Analyzing two tables without whitespace between them

  • Last Post 03 December 2016
  • Topic Is Solved
akrenovo posted this 22 November 2016

I have documents that tend to have two tables but no whitespace between them. It could also be viewed as one table without uniform columns for every row. The FineReader SDK gets confused since it tries to treat this as a table, and when I try to extract the data I can't tell where one row ends and the next begins. For example:

alt text

The first two rows are divided into 7 columns. The second set of rows are divided into 8 columns. It appears as if the SDK is trying to treat it as one large table, adding invisible separators for the areas where the columns don't extend. Like this:

alt text

Which is obvious why the engine would get confused over this. If I split the tables visually using photoshop they get parsed perfectly. Any tips on how to handle this situation? I could hardcode the number of columns per document type, but that seems messy and I'd like to keep it more generic.

Order By: Standard | Newest | Votes
Anna Fedyushkina posted this 24 November 2016

Could you please specify your scenario: after recognizing the image, what do you want to do? Do you want to extract the data from the cells? In this case please use the TableBlock::Cells property. Or do you want to export the whole document with the table? In this case please clarify to what format you want to export it and what exactly the issue with export is.

If you could also provide any code sample showing how you process the image, that would be very helpful.

Thank you in advance!

akrenovo posted this 28 November 2016

Yes, I want to extract the data from the cells and process it further. I'm using the TableBlock.Cells property, but the SDK gets confused with the use case above and there are 14 VSeparators for the entire table, which makes parsing the table hard unless I hard code the number of columns for each row (which I'd rather avoid if possible).

Anna Fedyushkina posted this 02 December 2016

You are absolutely right when you say that FineReader Engine creates 14 separators as you have drawn on the second image. To handle this situation please note that Type property of separators that cross through the merged cells is TST_Absent. Separator type is not an attribute of the whole separator but of a single separator segment between the adjacent intersections with perpendicular separators.

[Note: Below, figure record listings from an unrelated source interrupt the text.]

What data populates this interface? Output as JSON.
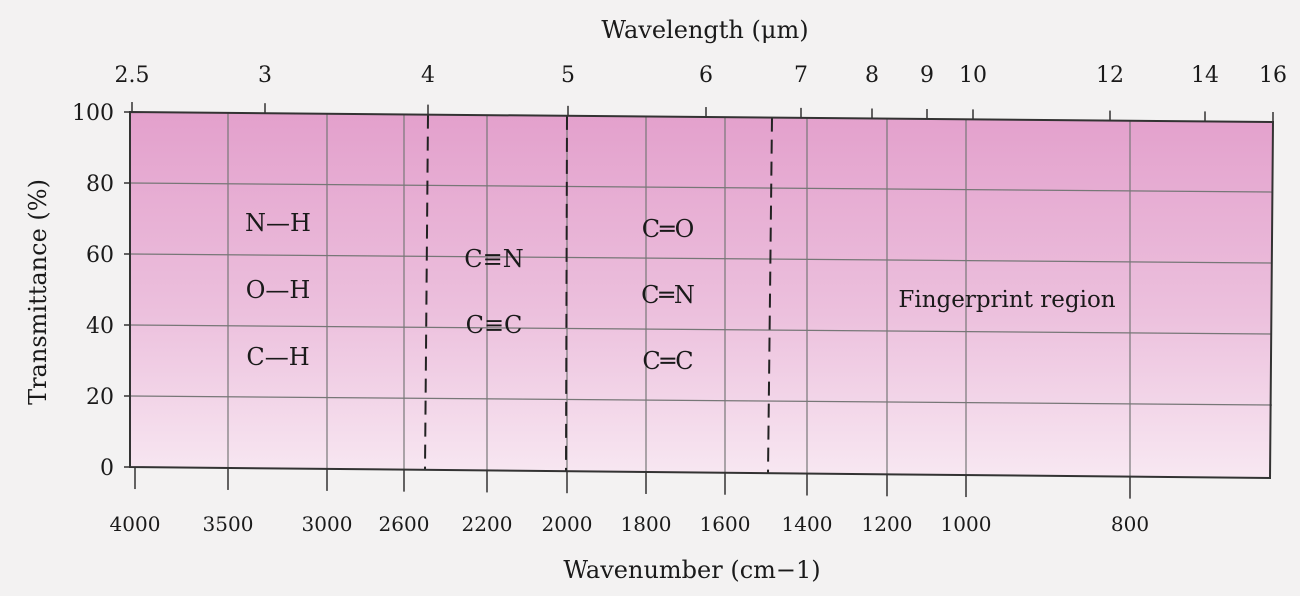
{
  "chart_data": {
    "type": "diagram",
    "top_axis": {
      "label": "Wavelength (μm)",
      "ticks": [
        "2.5",
        "3",
        "4",
        "5",
        "6",
        "7",
        "8",
        "9",
        "10",
        "12",
        "14",
        "16"
      ]
    },
    "bottom_axis": {
      "label": "Wavenumber (cm−1)",
      "ticks": [
        "4000",
        "3500",
        "3000",
        "2600",
        "2200",
        "2000",
        "1800",
        "1600",
        "1400",
        "1200",
        "1000",
        "800"
      ]
    },
    "y_axis": {
      "label": "Transmittance (%)",
      "ticks": [
        "100",
        "80",
        "60",
        "40",
        "20",
        "0"
      ]
    },
    "regions": [
      {
        "bonds": [
          "N—H",
          "O—H",
          "C—H"
        ]
      },
      {
        "bonds": [
          "C≡N",
          "C≡C"
        ]
      },
      {
        "bonds": [
          "C═O",
          "C═N",
          "C═C"
        ]
      },
      {
        "label": "Fingerprint region"
      }
    ],
    "colors": {
      "band_top": "#e6a6cf",
      "band_bottom": "#f8e6f1",
      "grid": "#777777"
    }
  }
}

If you need to get number of separators to understand how many columns are there in the row you can use the code sample below:

//tableBlock is a block with BT_Table type
CheckResult( block->GetAsTableBlock( &tableBlock ) );

CSafePtr<ITableSeparators> hSeparators, vSeparators;
CheckResult( tableBlock->get_HSeparators( &hSeparators ) );
CheckResult( tableBlock->get_VSeparators( &vSeparators ) );

int hSeparatorCount;
int vSeparatorCount;

CheckResult( hSeparators->get_Count( &hSeparatorCount ) );
CheckResult( vSeparators->get_Count( &vSeparatorCount ) );

for ( int i = 0; i < hSeparatorCount - 1; i++ )
    int columnCount = 0;

    for ( int j = 0; j < vSeparatorCount - 1; j++ )
        //Get current vertical separator
        CSafePtr<ITableSeparator> vSeparator;
        CheckResult( vSeparators->get_Element(j, &vSeparator) );

        //Get current vertical separator type
        TableSeparatorTypeEnum type;
        CheckResult( vSeparator->get_Type( i, &type ) );

        //if type = TST_Absent then cells are merged and we shouldn't increment columnCount;
        if (type != TST_Absent) columnCount ++;
    //columnCount now is the number of cells in the row

  • Liked by
  • akrenovo
akrenovo posted this 03 December 2016

Thanks this worked great. I had to modify the code a little bit (since I'm extracting data not just counting columns) but this pointed me in the right direction.